Designing a new sitcom for Delta Burke

July 16, 1992|By John Carman | John Carman,San Francisco Chronicle

Delta Burke can spare us the awkwardness and describe her own image in the press: "Nut bitch," she says.

Ms. Burke bounced, or got bounced, out of "Designing Women" after public squabbles with her producers. Nowadays she says she's on speaking terms only with Meshach Taylor and Jean Smart among her former colleagues.

TV Guide recently profiled her as a modern showbiz incarnation of Lucrezia Borgia. Her husband, Gerald McRaney, fared no better.

And besides, let's face it, she's fat. A PBS show recently spoofed her as a Godzilla-type monster, devouring buildings as she ballooned and galumphed through city streets.

All of which makes Ms. Burke a hot commodity.

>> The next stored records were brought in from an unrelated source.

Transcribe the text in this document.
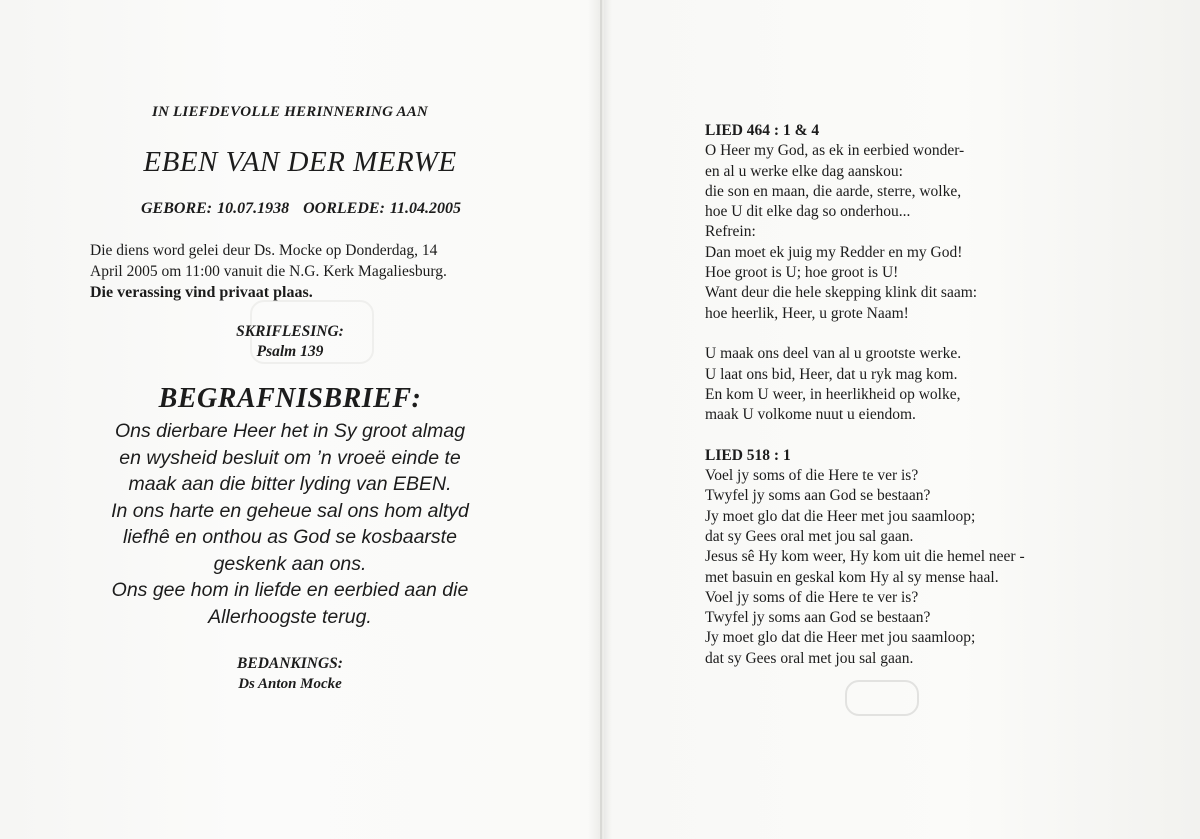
IN LIEFDEVOLLE HERINNERING AAN
EBEN VAN DER MERWE
GEBORE: 10.07.1938 OORLEDE: 11.04.2005
Die diens word gelei deur Ds. Mocke op Donderdag, 14
April 2005 om 11:00 vanuit die N.G. Kerk Magaliesburg.
Die verassing vind privaat plaas.
SKRIFLESING:
Psalm 139
BEGRAFNISBRIEF:
Ons dierbare Heer het in Sy groot almag
en wysheid besluit om ’n vroeë einde te
maak aan die bitter lyding van EBEN.
In ons harte en geheue sal ons hom altyd
liefhê en onthou as God se kosbaarste
geskenk aan ons.
Ons gee hom in liefde en eerbied aan die
Allerhoogste terug.
BEDANKINGS:
Ds Anton Mocke
LIED 464 : 1 & 4
O Heer my God, as ek in eerbied wonder-
en al u werke elke dag aanskou:
die son en maan, die aarde, sterre, wolke,
hoe U dit elke dag so onderhou...
Refrein:
Dan moet ek juig my Redder en my God!
Hoe groot is U; hoe groot is U!
Want deur die hele skepping klink dit saam:
hoe heerlik, Heer, u grote Naam!
U maak ons deel van al u grootste werke.
U laat ons bid, Heer, dat u ryk mag kom.
En kom U weer, in heerlikheid op wolke,
maak U volkome nuut u eiendom.
LIED 518 : 1
Voel jy soms of die Here te ver is?
Twyfel jy soms aan God se bestaan?
Jy moet glo dat die Heer met jou saamloop;
dat sy Gees oral met jou sal gaan.
Jesus sê Hy kom weer, Hy kom uit die hemel neer -
met basuin en geskal kom Hy al sy mense haal.
Voel jy soms of die Here te ver is?
Twyfel jy soms aan God se bestaan?
Jy moet glo dat die Heer met jou saamloop;
dat sy Gees oral met jou sal gaan.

ABC, buoyed by its Roseanne Arnold experience, has signed Ms. Burke to co-produce and star in a fall sitcom called "Delta," airing on Thursday nights. She'll play a Nashville barmaid with country-western singing aspirations.

Notoriety, Ms. Burke told a crowded gathering of TV critics in Los Angeles this week, has advantages along with its pitfalls.

"It's real hard becoming famous," she said at first. "I mean, you go into this thinking, I want to be rich and famous. Had you known, you would just go for powerful and rich."

On the other hand, "the bad press put me where I am. I mean, I wouldn't be producing if it wasn't for the bad press. Well, it's true! So you have to look at the garbage and see, you know, it makes my life miserable but it has benefited my life in some ways."

Ms. Burke brought along her veteran co-producer, Barry Kemp, and new co-star Earl Holliman, both of whom swore roundly that Ms. Burke is a perfect joy to work with, a credit to her species and a regular Mother Teresa on the set.

But it was Ms. Burke, sitting between them who worked hardest to dispel her negative image.

"I think I'm a wonderful human being," she said. "I do not pull this prima donna stuff. I've never come on a set and said, 'I'm the star of this show.' . . . I never did that."

The only bit of mischief Ms. Burke owned up to was a touch of vindication that "Designing Women" suffered in the ratings last season without her.